The OSFI – the Office of the Superintendent of Financial Institutions - is the organization which regulates Canadian banks. In the early part of the year they released an announcement about upcoming changes to banking regulations. This was followed by a discussion paper on those changes.
It's the common procedure for changes implemented by the OFSI. And rarely are the implemented changes all that different from those outlined in the discussion paper.
Hence the news story. Some of those changes are HUGE. And they will be implemented by the end of the year. The OFSI wants banks to tighten up when it comes to renewing your mortgage.
- They want verification of a home’s true value (not the bidding-war price).
- They want the elimination of cash-back mortgages.
- They want to make sure that when your mortgage is renewed you would still qualify for that mortgage.
- And most importantly... they want your loan-to-value ratio to still be intact when your mortgage renews.
In a rising real estate market this is never a problem. But there are markets where values have fallen (hello Okanagan and Vancouver Island).
And in the Lower Mainland, as inventory hits seasonal highs, as the flood of Asian buyers evaporates, as the Spring Market disappears and sales plummet... are price drops all that far off?
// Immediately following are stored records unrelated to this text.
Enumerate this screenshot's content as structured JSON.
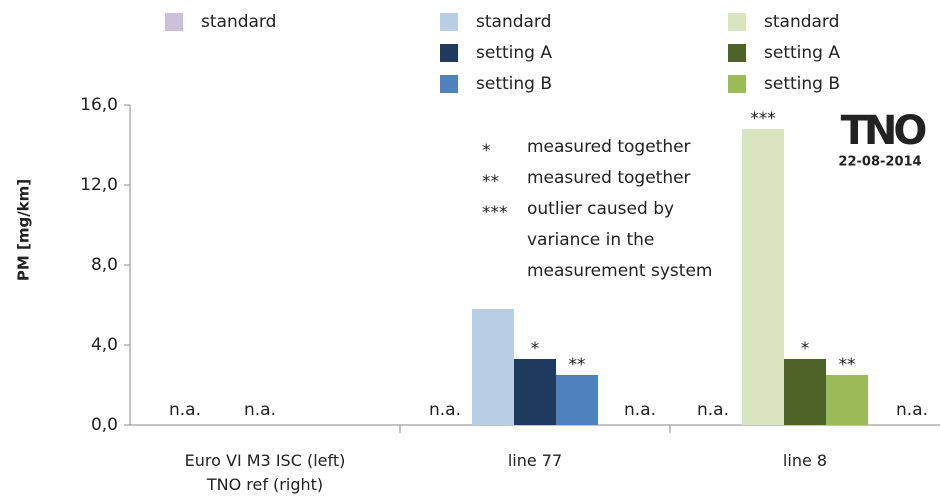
{
  "chart_data": {
    "type": "bar",
    "y_label": "PM [mg/km]",
    "categories": [
      "Euro VI M3 ISC (left)\nTNO ref (right)",
      "line 77",
      "line 8"
    ],
    "series": [
      {
        "name": "standard",
        "color": "#ccc0da",
        "values": [
          null,
          null,
          null
        ]
      },
      {
        "name": "standard",
        "color": "#b9cde5",
        "values": [
          null,
          5.8,
          null
        ]
      },
      {
        "name": "setting A",
        "color": "#1f3a5f",
        "values": [
          null,
          3.3,
          null
        ],
        "notes": [
          null,
          "*",
          null
        ]
      },
      {
        "name": "setting B",
        "color": "#4f81bd",
        "values": [
          null,
          2.5,
          null
        ],
        "notes": [
          null,
          "**",
          null
        ]
      },
      {
        "name": "standard",
        "color": "#d7e4bd",
        "values": [
          null,
          null,
          14.8
        ],
        "notes": [
          null,
          null,
          "***"
        ]
      },
      {
        "name": "setting A",
        "color": "#4f6228",
        "values": [
          null,
          null,
          3.3
        ],
        "notes": [
          null,
          null,
          "*"
        ]
      },
      {
        "name": "setting B",
        "color": "#9bbb59",
        "values": [
          null,
          null,
          2.5
        ],
        "notes": [
          null,
          null,
          "**"
        ]
      }
    ],
    "na_labels": [
      [
        "n.a.",
        "n.a."
      ],
      [
        "n.a.",
        "n.a."
      ],
      [
        "n.a.",
        "n.a."
      ]
    ],
    "ylim": [
      0,
      16
    ],
    "yticks": [
      {
        "value": 0,
        "label": "0,0"
      },
      {
        "value": 4,
        "label": "4,0"
      },
      {
        "value": 8,
        "label": "8,0"
      },
      {
        "value": 12,
        "label": "12,0"
      },
      {
        "value": 16,
        "label": "16,0"
      }
    ],
    "footnotes": [
      {
        "symbol": "*",
        "lines": [
          "measured together"
        ]
      },
      {
        "symbol": "**",
        "lines": [
          "measured together"
        ]
      },
      {
        "symbol": "***",
        "lines": [
          "outlier  caused by",
          "variance in the",
          "measurement  system"
        ]
      }
    ],
    "logo": "TNO",
    "date": "22-08-2014"
  }
}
Garth Turner provides a striking example of how this could affect everyone:
"If you bought a $400,000 place in 2010 with 5% down, then your mortgage is $380,000 and your LTV is 95%.For years everyone has assumed that the banks will renew your mortgage without question.
If the same place is worth $340,000 in 2015 (after a 15% correction) when the loan renews, then the LTV means the maximum loan is $323,000. If you took a 3% VRM when you bought, with a 30-year amortization and made 5 years worth of payments, then (counting in the mortgage insurance premium), you still owe $349,000 upon renewal. So, you’d have to come up with $26,000 in cash to maintain your home loan – after spending $101,457 on mortgage payments.
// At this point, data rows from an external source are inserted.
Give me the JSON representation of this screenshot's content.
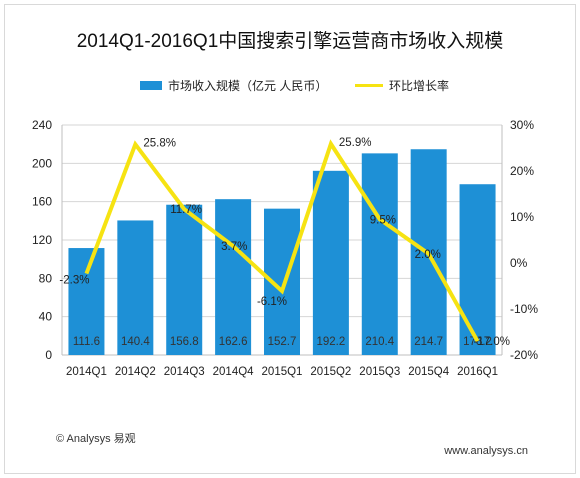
{
  "chart_data": {
    "type": "bar",
    "title": "2014Q1-2016Q1中国搜索引擎运营商市场收入规模",
    "categories": [
      "2014Q1",
      "2014Q2",
      "2014Q3",
      "2014Q4",
      "2015Q1",
      "2015Q2",
      "2015Q3",
      "2015Q4",
      "2016Q1"
    ],
    "series": [
      {
        "name": "市场收入规模（亿元 人民币）",
        "type": "bar",
        "axis": "left",
        "color": "#1e90d6",
        "values": [
          111.6,
          140.4,
          156.8,
          162.6,
          152.7,
          192.2,
          210.4,
          214.7,
          178.2
        ]
      },
      {
        "name": "环比增长率",
        "type": "line",
        "axis": "right",
        "color": "#f6e312",
        "values": [
          -2.3,
          25.8,
          11.7,
          3.7,
          -6.1,
          25.9,
          9.5,
          2.0,
          -17.0
        ]
      }
    ],
    "bar_labels": [
      "111.6",
      "140.4",
      "156.8",
      "162.6",
      "152.7",
      "192.2",
      "210.4",
      "214.7",
      "178.2"
    ],
    "growth_labels": [
      "-2.3%",
      "25.8%",
      "11.7%",
      "3.7%",
      "-6.1%",
      "25.9%",
      "9.5%",
      "2.0%",
      "-17.0%"
    ],
    "ylim_left": [
      0,
      240
    ],
    "yticks_left": [
      "0",
      "40",
      "80",
      "120",
      "160",
      "200",
      "240"
    ],
    "ylim_right": [
      -20,
      30
    ],
    "yticks_right": [
      "-20%",
      "-10%",
      "0%",
      "10%",
      "20%",
      "30%"
    ],
    "grid": true,
    "legend_position": "top"
  },
  "footer": {
    "source": "© Analysys 易观",
    "url": "www.analysys.cn"
  }
}
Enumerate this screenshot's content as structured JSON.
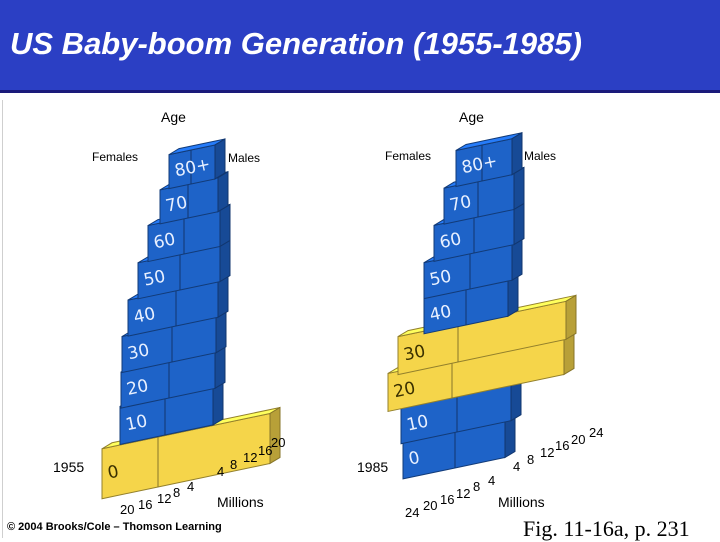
{
  "title": "US Baby-boom Generation (1955-1985)",
  "colors": {
    "title_bar": "#2b3fc4",
    "boomer_bars": "#f5d54a",
    "other_bars": "#1e63c8"
  },
  "pyramid_1955": {
    "year_label": "1955",
    "axis_label": "Age",
    "females_label": "Females",
    "males_label": "Males",
    "units_label": "Millions",
    "age_groups": [
      "0",
      "10",
      "20",
      "30",
      "40",
      "50",
      "60",
      "70",
      "80+"
    ],
    "boomer_groups": [
      "0"
    ],
    "female_ticks": [
      "20",
      "16",
      "12",
      "8",
      "4"
    ],
    "male_ticks": [
      "4",
      "8",
      "12",
      "16",
      "20"
    ]
  },
  "pyramid_1985": {
    "year_label": "1985",
    "axis_label": "Age",
    "females_label": "Females",
    "males_label": "Males",
    "units_label": "Millions",
    "age_groups": [
      "0",
      "10",
      "20",
      "30",
      "40",
      "50",
      "60",
      "70",
      "80+"
    ],
    "boomer_groups": [
      "20",
      "30"
    ],
    "female_ticks": [
      "24",
      "20",
      "16",
      "12",
      "8",
      "4"
    ],
    "male_ticks": [
      "4",
      "8",
      "12",
      "16",
      "20",
      "24"
    ]
  },
  "copyright": "© 2004 Brooks/Cole – Thomson Learning",
  "figure_ref": "Fig. 11-16a, p. 231"
}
Let’s see, that’s a downpayment of $20,000, plus $101,457 in payments, plus a $26,000 mortgage renewal payment – or a total of $147,457 in cash for a home worth $340,000 on which you still owe $323,000.
This is a nice, simple example of why all those horny young virgins with their 5% downpayments are at risk of being wiped out financially."
It is a topic we have raised numerous times on this blog and anytime we have raised the issue with local banks we have received vague, noncommittal answers.
Well... the OFSI is now making sure we have an answer to that question.
And the mainstream media is starting to spread the message.